Last year I bought an LP collection that include 17 different versions of the Four Seasons. So I grabbed 6 or 7 more that I already had and spent the entire evening doing a "shootout", by listening only to the "Spring" movement for each.
The Winner for my tastes was a 1985 version on the BIS label by the Drottingholm Baroque Ensemble, Nils-Erik Sparf on baroque violin. It's an original instrument version including recorder, lute, baroque basson, and viola d'amore. The instrumentation is not just a gimmick here - the conducting and performance bring forth the soul of this piece, and the recording captures it. It was a digital recording and it's also available on CD (BIS-CD-275).
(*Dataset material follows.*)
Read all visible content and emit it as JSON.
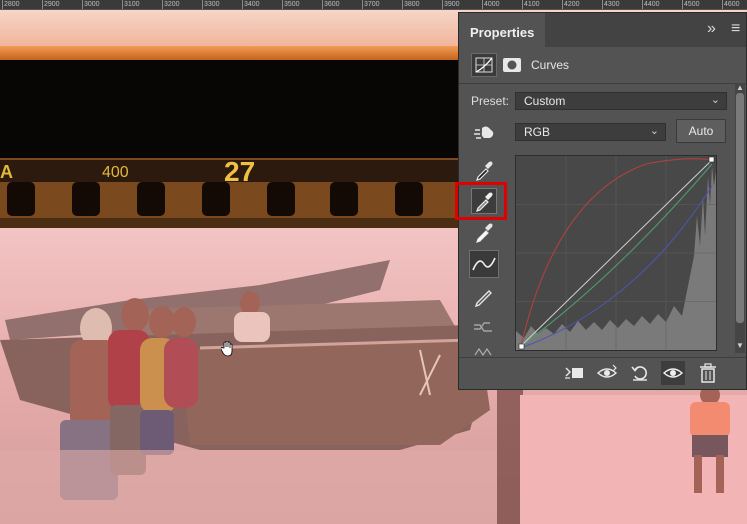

Close, but different, 2nd place did go to the Trevor Pinnock / Simon Standage version mentioned by Ncarv above. A mainstream version, but played, conducted, and recorded perfectly. Not as edgy as the BIS, but thoroughly engaging and a must have as a "reference" version IMO.
3rd place went to an unusual, aggressive (Enescu-esque) version contained in a 1966 Supraphon spiral-bound 3 record Baroque set. It could really be a co-2nd place - hard to compare because it's so different than ALL the others.
If I am reading the Czech correctly it is Bohdan Warchal, violin and conducting the Slovak Chamber Orchestra. I seriously doubt it has made it to CD.
There were very few others that I felt were worth keeping after those 3. Many just didn't achieve a good balance between the continuo harpsichord and the orchestra (or omitted it entirely) or were played droningly slow, manically fast, or just didn't have "soul".
I do keep the Telarc around, but mostly because it seem a shame to put a hole in my Telarc collection. I think it came in around 6th or 7th.